Facebook CEO Mark Zuckerberg is taking the social media company in a new direction by focusing on messaging. Chinese tech giant Tencent got there years ago with its app WeChat.
Zuckerberg outlined his vision to give people ways to communicate privately, by stitching together Facebook’s various services so users can contact each other across all of the apps.
That sounds strikingly similar to WeChat, which has become essential for daily life in China. WeChat, or Weixin as it’s known in Chinese, combines functions and services that in the West are done by a number of separate companies — think of Facebook and its Messenger, WhatsApp and Instagram services combined with PayPal and Uber.
WeChat, launched in 2011, has the usual chat features — instant messaging and voice and video calling, though it doesn’t employ top-notch encryption like Facebook’s Whatsapp. Here’s a look at what else it does.
The WeChat Pay digital wallet is one big reason the app has become an indispensable part of life for people in China. By linking a credit card or bank account, users can pay for almost anything: movie tickets, food delivery orders, and subway and bus tickets.

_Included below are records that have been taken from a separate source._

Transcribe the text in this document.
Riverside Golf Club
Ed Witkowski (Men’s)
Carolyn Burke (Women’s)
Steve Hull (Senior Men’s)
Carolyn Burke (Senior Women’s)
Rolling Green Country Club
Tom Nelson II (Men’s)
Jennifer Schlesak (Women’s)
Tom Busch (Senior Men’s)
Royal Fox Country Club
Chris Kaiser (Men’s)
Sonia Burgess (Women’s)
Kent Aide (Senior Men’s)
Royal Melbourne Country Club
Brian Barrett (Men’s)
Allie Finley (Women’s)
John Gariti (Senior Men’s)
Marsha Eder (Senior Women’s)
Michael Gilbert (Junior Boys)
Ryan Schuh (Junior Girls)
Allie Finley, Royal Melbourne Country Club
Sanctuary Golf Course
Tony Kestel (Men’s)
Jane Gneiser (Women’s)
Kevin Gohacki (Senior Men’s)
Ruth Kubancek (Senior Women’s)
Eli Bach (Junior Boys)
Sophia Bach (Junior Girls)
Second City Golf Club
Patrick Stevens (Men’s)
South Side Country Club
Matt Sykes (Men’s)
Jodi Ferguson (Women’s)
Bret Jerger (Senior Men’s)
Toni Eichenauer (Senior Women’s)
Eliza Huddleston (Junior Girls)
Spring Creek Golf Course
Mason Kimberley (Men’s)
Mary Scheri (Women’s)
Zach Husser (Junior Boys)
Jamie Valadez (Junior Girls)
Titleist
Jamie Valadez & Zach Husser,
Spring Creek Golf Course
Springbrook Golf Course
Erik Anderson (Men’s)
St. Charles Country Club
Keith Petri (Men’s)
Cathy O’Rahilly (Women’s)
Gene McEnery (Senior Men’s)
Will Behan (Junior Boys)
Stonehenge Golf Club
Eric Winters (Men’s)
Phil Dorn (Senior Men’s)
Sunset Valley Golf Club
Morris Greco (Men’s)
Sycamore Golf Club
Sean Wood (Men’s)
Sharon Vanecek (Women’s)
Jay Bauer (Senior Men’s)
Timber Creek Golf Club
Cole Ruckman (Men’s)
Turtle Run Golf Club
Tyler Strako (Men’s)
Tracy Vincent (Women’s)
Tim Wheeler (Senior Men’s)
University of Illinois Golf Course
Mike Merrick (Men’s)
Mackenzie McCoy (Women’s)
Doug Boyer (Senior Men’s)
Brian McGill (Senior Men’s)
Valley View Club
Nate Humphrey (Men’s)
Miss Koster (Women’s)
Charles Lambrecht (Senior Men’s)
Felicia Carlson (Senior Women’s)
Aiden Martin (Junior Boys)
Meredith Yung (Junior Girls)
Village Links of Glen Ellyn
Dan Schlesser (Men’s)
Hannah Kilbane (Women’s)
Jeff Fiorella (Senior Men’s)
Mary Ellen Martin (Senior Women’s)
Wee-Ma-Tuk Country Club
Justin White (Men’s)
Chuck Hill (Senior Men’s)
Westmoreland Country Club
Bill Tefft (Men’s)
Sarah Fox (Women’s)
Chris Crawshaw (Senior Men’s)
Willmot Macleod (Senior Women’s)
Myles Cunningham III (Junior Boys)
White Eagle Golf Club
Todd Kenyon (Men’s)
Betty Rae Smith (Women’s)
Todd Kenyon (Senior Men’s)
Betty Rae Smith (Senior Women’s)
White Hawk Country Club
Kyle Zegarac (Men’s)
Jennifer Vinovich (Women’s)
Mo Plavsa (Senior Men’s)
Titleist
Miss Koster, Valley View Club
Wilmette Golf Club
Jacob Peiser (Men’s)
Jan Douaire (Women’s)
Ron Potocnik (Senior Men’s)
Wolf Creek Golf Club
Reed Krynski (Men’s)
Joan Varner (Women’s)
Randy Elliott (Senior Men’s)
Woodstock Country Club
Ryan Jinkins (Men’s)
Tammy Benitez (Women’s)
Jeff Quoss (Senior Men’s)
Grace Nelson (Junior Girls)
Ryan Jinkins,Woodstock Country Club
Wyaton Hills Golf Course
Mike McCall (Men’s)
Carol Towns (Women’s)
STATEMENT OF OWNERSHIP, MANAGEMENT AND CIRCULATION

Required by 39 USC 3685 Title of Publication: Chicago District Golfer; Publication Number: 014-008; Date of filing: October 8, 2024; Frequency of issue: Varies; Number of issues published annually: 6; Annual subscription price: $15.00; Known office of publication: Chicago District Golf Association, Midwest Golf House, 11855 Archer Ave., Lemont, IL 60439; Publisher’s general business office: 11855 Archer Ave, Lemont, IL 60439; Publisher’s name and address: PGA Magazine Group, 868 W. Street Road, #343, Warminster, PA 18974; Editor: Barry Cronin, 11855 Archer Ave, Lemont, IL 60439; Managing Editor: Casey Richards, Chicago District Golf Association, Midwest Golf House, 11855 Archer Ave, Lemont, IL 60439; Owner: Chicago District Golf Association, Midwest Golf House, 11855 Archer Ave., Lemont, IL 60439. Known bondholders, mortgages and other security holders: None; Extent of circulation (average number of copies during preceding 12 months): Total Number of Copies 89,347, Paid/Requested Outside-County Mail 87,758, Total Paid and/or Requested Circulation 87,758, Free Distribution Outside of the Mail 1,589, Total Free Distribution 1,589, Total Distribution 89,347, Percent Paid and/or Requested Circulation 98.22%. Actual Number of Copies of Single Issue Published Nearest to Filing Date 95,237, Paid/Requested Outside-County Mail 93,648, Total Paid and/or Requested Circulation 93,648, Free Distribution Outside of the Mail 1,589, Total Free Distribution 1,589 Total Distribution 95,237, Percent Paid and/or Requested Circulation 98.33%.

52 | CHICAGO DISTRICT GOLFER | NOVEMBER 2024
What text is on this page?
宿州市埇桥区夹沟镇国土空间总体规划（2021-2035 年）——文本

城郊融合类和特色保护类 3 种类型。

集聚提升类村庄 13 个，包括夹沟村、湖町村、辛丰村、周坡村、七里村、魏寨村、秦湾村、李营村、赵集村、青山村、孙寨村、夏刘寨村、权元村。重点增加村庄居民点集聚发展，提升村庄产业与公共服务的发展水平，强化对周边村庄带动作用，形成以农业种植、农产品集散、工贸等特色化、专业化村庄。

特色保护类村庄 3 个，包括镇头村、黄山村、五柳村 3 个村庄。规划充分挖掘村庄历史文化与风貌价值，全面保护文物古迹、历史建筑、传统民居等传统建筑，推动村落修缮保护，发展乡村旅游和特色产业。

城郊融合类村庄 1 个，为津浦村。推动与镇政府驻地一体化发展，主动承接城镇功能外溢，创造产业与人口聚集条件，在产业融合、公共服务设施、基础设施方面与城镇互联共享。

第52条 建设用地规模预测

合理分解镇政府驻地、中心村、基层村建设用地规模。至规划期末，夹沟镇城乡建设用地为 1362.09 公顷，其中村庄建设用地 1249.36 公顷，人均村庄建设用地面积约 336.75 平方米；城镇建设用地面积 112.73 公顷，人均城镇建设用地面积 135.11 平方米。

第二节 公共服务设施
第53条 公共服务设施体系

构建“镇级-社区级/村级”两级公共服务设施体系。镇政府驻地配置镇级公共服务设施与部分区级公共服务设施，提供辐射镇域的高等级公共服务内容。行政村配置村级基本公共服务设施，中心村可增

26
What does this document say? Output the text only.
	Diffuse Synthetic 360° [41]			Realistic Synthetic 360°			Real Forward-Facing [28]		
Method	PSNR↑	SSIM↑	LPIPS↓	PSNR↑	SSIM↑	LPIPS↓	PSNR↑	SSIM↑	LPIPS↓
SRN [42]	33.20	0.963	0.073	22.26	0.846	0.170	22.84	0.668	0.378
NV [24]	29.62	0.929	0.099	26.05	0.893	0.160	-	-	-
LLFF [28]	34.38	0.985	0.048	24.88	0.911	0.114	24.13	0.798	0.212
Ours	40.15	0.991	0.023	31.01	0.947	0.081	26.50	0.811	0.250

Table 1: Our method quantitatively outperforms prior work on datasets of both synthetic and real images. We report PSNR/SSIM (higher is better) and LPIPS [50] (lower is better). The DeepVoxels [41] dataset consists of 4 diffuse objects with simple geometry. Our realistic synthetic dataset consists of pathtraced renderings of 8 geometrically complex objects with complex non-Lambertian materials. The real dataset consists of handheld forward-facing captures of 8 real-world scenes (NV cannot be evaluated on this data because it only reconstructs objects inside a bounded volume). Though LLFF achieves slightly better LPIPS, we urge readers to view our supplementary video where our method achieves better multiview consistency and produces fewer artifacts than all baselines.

You can split restaurant bills with your friends, pay your electricity bill, store digital coupons, and donate to charities. There’s a “quick pay” function that lets users scan a matrix barcode to pay instead of pulling out cash or a payment card.
You can also hail a ride from Didi Chuxing, China’s equivalent of Uber.
And in a uniquely Chinese touch, WeChat users can send each other virtual “hong bao” or “red packets,” money that is traditionally gifted in red envelopes during the Lunar New Year holiday.
The app hosts group chats where users can discuss topics like sports, technology, social issues, investment ideas, celebrities, breaking news and beyond. WeChat Moments is a scrolling social media feed where users can write posts and share photos and videos.
The app rolled out a new feature this year, Time Capsule, that removes user videos after 24 hours, in an apparent attempt to mimic Facebook’s Stories feature.
Users can also send friends digital stickers, get access to online games and find out who’s nearby by shaking their phone.
Companies and organizations both inside and outside China can use the app for marketing by setting up an official account. Travel booking platform AirBnb, luxury goods company Chanel and Chinese tech giant Huawei are among brands with a presence on WeChat.
The Chinese model
WeChat and Weixin had nearly 1.1 billion users as of September, up 2.3 percent from the previous quarter and 10 percent from the previous year, according to its most recent quarterly earnings report.
It is wildly popular in mainland China and less so in other countries, which is unsurprising because the communist leaders in Beijing have blocked its citizens from accessing Facebook and other Silicon Valley services for years.
But there’s one thing that WeChat doesn’t let users do: Speak freely. Politically sensitive posts are regularly scrubbed from the service, illustrating how the app has become a key part of China’s censorship regime because of its huge user base and outsize social influence. Hong Kong University researchers found that about 11,000 articles were removed from WeChat last year, a number that doesn’t include posts blocked before publication by automatic keyword filters.
WeChat also lacks so-called end-to-end encryption, considered the gold standard for privacy and used by Facebook and other services like Signal and Apple’s iMessages.
Chinese dissidents and activists have long suspected that authorities are able to monitor what they’ve been saying on the app. The company, however, has denied it keeps a record of user chats.